News that the EU is taking the UK to court failing to meet air quality targets has made clean running HGVs even more essential. And that’s where AdBlue comes into play. When an AdBlue tank is fitted to a diesel vehicle, the liquid converts harmful NOx emissions into harmless nitrogeon and oxygen.
Job sorted you might think. But DVSA roadside checks are revealing that the numbers of goods vehicles trying to cheat the system is on the increase. Between August 2017 and February 2018, out of 10,237 trucks stopped at roadside checks, 293 were found to have been fitted with AdBlue emulators.
So why are transport operators so keen to cheat the system? In the first instance, using AdBlue is an additional running cost for operators. Secondly, according to the RHA, there is evidence that the installation of emissions control equipment has caused technical problems. Operators have reported that in Euro-5 trucks and in some Euro-6 trucks, emissions controls systems are causing them to slow down.
Talking to Commercial Motor magazine, RHA Policy Director Rod McKenzie added, “Members are reporting widespread technical problems relating to the use of onboard SCR diagnostic systems.”

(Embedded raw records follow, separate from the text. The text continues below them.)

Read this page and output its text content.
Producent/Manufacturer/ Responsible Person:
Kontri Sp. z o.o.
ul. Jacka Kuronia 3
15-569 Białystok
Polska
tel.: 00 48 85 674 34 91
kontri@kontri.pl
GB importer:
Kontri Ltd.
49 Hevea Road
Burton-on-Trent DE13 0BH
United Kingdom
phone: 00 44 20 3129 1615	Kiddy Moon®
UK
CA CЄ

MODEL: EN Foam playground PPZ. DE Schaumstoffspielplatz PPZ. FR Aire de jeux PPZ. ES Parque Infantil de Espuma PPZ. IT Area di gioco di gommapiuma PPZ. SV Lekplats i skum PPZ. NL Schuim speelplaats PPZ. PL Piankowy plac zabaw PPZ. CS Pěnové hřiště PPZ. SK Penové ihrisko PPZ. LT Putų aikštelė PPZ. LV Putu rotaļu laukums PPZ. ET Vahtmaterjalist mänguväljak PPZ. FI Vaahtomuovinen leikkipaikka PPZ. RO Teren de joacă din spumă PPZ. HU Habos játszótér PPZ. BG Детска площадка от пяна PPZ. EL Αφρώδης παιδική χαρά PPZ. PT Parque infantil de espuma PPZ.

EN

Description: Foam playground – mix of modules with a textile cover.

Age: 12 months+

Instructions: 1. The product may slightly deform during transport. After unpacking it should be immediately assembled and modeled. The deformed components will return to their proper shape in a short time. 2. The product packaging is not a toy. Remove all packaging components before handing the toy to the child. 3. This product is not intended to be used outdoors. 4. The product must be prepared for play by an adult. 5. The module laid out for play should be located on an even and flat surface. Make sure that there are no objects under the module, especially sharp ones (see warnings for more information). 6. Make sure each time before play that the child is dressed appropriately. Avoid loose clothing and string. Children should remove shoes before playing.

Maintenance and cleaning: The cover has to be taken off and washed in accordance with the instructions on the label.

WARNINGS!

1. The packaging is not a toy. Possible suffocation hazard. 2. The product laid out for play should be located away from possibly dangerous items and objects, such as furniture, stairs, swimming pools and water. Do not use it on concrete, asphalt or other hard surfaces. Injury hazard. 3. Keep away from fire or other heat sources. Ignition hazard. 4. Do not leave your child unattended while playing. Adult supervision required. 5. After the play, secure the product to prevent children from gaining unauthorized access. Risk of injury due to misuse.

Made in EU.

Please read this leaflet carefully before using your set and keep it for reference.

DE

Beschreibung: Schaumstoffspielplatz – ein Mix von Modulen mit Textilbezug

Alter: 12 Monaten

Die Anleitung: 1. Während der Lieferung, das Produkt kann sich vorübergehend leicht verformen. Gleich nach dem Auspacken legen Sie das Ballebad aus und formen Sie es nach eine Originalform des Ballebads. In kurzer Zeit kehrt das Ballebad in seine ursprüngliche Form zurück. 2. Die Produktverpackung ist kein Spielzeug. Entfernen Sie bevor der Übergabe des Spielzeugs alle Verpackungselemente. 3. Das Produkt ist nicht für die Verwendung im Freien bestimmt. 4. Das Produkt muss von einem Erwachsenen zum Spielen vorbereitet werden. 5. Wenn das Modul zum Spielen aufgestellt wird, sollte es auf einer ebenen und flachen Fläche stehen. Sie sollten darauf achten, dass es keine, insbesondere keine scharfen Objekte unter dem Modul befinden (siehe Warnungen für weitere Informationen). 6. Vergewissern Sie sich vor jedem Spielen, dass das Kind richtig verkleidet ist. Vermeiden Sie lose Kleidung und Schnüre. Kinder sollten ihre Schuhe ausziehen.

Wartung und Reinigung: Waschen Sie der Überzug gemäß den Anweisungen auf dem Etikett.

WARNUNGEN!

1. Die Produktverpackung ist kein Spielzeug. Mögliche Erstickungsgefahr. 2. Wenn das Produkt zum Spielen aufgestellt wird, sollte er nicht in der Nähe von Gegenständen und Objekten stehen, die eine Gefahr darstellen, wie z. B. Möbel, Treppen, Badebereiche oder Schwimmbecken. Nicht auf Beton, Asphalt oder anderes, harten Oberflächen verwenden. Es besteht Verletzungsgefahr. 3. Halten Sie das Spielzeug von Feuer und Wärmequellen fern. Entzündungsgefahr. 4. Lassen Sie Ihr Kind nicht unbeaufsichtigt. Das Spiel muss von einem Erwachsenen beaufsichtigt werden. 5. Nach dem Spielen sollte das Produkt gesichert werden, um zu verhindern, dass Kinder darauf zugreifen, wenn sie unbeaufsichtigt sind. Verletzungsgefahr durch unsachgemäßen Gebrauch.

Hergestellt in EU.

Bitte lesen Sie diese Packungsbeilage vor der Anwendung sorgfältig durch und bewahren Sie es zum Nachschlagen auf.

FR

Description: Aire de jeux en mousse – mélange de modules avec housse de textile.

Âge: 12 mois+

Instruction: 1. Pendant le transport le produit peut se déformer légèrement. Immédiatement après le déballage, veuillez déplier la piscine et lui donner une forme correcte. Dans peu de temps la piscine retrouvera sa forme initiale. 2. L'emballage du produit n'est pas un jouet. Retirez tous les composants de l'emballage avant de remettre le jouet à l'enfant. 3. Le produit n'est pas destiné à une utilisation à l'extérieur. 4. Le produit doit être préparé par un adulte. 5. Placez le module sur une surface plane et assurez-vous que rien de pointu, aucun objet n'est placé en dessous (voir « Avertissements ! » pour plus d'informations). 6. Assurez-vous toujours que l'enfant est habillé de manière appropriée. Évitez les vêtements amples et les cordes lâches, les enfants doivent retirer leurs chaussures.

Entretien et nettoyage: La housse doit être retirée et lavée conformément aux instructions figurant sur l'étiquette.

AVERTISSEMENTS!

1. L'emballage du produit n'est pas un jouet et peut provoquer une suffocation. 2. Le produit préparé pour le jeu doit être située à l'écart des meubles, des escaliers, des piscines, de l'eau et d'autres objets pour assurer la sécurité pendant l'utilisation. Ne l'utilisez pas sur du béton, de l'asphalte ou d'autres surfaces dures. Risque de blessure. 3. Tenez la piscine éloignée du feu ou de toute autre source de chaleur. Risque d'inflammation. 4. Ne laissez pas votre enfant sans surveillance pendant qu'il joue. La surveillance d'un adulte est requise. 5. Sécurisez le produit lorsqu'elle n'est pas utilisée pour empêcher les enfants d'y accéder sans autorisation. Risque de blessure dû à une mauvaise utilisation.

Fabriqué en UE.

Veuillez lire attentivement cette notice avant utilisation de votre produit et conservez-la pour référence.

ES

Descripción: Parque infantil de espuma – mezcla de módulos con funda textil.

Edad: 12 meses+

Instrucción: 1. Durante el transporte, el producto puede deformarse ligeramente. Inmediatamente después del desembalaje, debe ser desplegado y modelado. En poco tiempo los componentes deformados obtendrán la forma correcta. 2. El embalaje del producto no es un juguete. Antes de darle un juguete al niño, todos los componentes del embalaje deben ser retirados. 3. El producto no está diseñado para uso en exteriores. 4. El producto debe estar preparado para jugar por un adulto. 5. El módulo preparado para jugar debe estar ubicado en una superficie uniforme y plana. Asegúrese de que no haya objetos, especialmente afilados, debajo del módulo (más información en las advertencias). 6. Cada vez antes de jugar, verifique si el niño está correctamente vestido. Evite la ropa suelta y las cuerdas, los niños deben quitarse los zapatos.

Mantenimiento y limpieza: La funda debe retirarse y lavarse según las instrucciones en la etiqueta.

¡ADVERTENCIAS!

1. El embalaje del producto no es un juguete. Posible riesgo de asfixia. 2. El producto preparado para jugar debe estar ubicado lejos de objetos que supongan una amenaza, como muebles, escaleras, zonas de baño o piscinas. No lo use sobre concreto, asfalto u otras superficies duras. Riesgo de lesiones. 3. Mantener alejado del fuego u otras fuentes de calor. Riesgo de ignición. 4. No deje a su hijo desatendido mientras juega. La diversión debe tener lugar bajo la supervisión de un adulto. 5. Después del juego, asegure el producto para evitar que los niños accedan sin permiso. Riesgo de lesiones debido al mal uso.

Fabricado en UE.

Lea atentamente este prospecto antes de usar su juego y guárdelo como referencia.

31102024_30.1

Fixing the problem can cost up to £3,000. In comparison, you can buy an AdBlue emulator on the internet for around £60. The emulator will then trick the vehicle’s diagnostics into thinking that the after treatment system is working correctly. The bad news is, of course, that it allows the vehicle to produce unregulated amounts of NOx.
There are calls for this matter to be discussed in Parliament. In the meantime the DVSA is handing down stiff penalties for operators found to be cheating. Penalties for drivers are a prohibition for the vehicle, and a requirement that it is fixed within 10-days or risk a £300 fine. For ‘O’ licence holders, it can be career defining. A transport operator in the north west who knowingly fitted illegal emulators to his vehicles, had his firm’s ‘O’ licence revoked along with a prohibition on having it renewed for five years.